Who’s most likely to go nuclear next?
Poland, Japan, South Korea—they’ve all considered it, even discussed it publicly. The Baltic states are on that list too. But remember, it’s a long and very expensive process.
Building a nuclear weapon isn’t just a security move—it places a country outside the NPT, or forces it to leave. That carries huge strategic and diplomatic consequences. And every nation knows, in the back of its mind, there’s a geopolitical price to pay depending on who can have nuclear weapons and who dares to pursue them.
Conclusion
Is the world a safer place after the US and Israeli attacks on Iran’s nuclear facilities—or a more dangerous one?
Much more dangerous. It’s totally destabilized now.

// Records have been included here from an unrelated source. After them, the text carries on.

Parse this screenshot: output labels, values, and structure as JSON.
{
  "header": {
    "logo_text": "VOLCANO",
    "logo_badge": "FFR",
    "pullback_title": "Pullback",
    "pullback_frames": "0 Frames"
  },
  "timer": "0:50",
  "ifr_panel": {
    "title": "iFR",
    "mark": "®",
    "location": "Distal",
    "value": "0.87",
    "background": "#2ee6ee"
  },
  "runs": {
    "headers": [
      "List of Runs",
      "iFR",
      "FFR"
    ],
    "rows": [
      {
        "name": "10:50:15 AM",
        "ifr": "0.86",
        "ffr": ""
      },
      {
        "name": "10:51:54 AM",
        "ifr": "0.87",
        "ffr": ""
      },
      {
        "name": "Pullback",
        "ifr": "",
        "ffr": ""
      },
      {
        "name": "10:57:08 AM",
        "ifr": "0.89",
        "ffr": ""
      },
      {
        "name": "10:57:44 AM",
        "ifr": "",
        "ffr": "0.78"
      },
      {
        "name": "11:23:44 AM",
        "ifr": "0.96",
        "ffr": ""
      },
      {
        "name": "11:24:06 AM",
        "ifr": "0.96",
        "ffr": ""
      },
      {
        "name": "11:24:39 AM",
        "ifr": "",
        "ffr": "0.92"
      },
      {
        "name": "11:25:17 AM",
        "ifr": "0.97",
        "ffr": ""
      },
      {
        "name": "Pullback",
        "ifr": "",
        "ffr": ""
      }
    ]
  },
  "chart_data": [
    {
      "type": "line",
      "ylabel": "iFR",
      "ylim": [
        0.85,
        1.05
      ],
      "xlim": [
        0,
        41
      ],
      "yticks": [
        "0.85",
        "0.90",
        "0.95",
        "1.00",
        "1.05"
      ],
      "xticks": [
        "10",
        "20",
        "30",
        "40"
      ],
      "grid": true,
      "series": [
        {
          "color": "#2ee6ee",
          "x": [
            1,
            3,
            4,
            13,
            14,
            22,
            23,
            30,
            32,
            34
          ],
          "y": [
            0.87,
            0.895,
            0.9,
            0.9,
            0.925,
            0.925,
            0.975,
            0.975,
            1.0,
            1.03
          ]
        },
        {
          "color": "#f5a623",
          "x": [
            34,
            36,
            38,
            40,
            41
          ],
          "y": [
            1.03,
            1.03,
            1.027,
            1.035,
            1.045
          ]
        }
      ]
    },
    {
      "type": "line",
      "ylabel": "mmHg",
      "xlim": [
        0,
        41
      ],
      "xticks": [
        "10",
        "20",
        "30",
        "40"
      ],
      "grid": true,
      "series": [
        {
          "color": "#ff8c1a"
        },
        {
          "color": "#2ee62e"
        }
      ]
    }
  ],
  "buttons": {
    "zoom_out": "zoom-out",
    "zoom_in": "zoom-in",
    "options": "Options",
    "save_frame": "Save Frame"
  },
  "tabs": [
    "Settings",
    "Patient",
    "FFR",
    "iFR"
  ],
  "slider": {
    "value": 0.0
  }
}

If the US greenlights giving nuclear weapons to the Baltic states or Poland, it’s basically inviting a war with Russia. A nuclear third world war. And it will happen if this recklessness continues.
Countries capable of building nuclear weapons today? Japan and Germany, the two defeated nations of WWII. Japan actually suffered nukes directly. But even their militaries now, are nearly ready.
A unified Korean peninsula could be a nuclear state, which is one reason the US has cooled on Korean unity. Because it would become a nuclear power.
The Iranians would be crazy to trust the West anymore. After what’s been done to them—being targeted, isolated, punished for cooperating—how could they?
The Middle East, by and large, is occupied now. Voluntarily, yes, by their own governments. And the Israelis are given a green light to do whatever they want—kill, destroy, burn.
This isn’t sustainable. It’s going to lead to a huge crisis before this century ends, all built on the crumbling foundation of who can have nuclear weapons and who is forever denied.